You also need to let the M account assume each role so you’ll need to attach the following role delegation stanza to each role in all accounts. Note the requirement for the MFA.


{
  "Version": "2012-10-17",
  "Statement": [
    {
      "Sid": "",
      "Effect": "Allow",
      "Principal": {
        "AWS": "arn:aws:iam::__M__:root"
      },
      "Action": "sts:AssumeRole",
      "Condition": {
        "Bool": {
          "aws:MultiFactorAuthPresent": "true"
        }
      }
    }
  ]
}

If you store the policy above in assume-role-from-m.json you can create the roles with the following:

# Create the admin role with the appropriate policy and role delegation
aws iam create-role --role-name admin --assume-role-policy-document file://assume-role-from-m.json
aws iam put-role-policy --role-name admin --policy-name admin --policy-document file://admin.json

# Create the vpc role with the appropriate policy and role delegation
aws iam create-role --role-name vpc   --assume-role-policy-document file://assume-role-from-m.json
aws iam put-role-policy --role-name vpc --policy-name vpc --policy-document file://vpc.json

# Create the ec2 role with the appropriate policy and role delegation
aws iam create-role --role-name ec2   --assume-role-policy-document file://assume-role-from-m.json
aws iam put-role-policy --role-name ec2 --policy-name ec2 --policy-document file://ec2.json

You need to do so in all accounts, A, B and M.

Step 4: create the corresponding groups in M

These are the IAM constructs that binds users, the right to assume roles and the target roles. You’ll need 6 groups in the M account.

  • vpc-A: can assume the vpc role in A
  • vpc-B: same in B
  • ec2-A: can assume the ec2 role in A
  • ec2-B: same in B
  • admin-A: can assume the admin role
  • admin-B: same in B

Here is how you bind the group to the right to assume a given role. Start with a policy to let the members of the group admin-A call sts:AssumeRole on the admin role in A, here saved in admin-A-delegation.json.
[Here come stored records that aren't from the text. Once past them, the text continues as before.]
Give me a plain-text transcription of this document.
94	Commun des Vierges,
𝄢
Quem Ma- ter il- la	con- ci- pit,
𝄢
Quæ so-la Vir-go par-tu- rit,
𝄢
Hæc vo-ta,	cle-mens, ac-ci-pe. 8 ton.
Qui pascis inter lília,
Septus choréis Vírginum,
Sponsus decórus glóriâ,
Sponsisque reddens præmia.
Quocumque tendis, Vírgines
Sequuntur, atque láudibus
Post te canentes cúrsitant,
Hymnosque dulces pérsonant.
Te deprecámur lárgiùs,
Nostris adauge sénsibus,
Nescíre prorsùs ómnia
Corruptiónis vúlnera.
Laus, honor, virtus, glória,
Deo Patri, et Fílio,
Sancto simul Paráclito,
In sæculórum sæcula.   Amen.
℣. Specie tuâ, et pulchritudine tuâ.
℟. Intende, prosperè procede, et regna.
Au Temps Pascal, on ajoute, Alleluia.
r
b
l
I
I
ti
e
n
The only moving pieces are in the Resource section: the account ID and the role name.

{
    "Version": "2012-10-17",
    "Statement": [
        {
            "Sid": "AllowGroupToAssumeAdminARole",
            "Effect": "Allow",
            "Action": [
                "sts:AssumeRole"
            ],
            "Condition": {
                "Bool": {
                    "aws:MultiFactorAuthPresent": "true"
                }
            },
            "Resource": [
                "arn:aws:iam::__A__:role/admin"
            ]
        }
    ]
}

Then simply inline the policies above to their respective groups:

# Let members of admin-A become admin in A
aws iam put-group-policy --group-name admin-A --policy-document file://admin-A-delegation.json --policy-name admin-A
# Let members of admin-B become admin in B
aws iam put-group-policy --group-name admin-B --policy-document file://admin-B-delegation.json --policy-name admin-B

# Let members of vpc-A become vpc in A
aws iam put-group-policy --group-name vpc-A --policy-document file://vpc-A-delegation.json --policy-name vpc-A
# Let members of vpc-B become vpc in B
aws iam put-group-policy --group-name vpc-B --policy-document file://vpc-B-delegation.json --policy-name vpc-B

# Let members of ec2-A become ec2 in A
aws iam put-group-policy --group-name ec2-A --policy-document file://ec2-A-delegation.json --policy-name ec2-A
# Let members of ec2-B become ec2 in B
aws iam put-group-policy --group-name ec2-B --policy-document file://ec2-B-delegation.json --policy-name ec2-B

Now any member of vpc-A group can call sts:AssumeRole on the vpc role in account A. The MFA needs to be present for the sts:AssumeRole call to succeed.

Step 5: add users to groups

Now that the machinery is in place, you just need to assign users to groups:

  1. Alice belongs to vpc-A and vpc-B.
  2. Bob belongs to ec2-B.
  3. Charlie belongs to admin-A and admin-B.

And you are done.

10, and closing thoughts

If you have followed thus far, you may have spotted a limitation of this scheme: an IAM user cannot be part of more than 10 groups at once. Until that limit is raised, you’ll need to use group membership sparingly. How to make this work for more than 10 accounts at once is left as an exercise to the reader (to riff on Fermat’s famous and most nagging ever margin note).

IAM is a complex topic, with relatively little that’s shared beyond the official documentation. This is my modest attempt at reversing the trend so I more than welcome feedback, critiques and (civil) comments.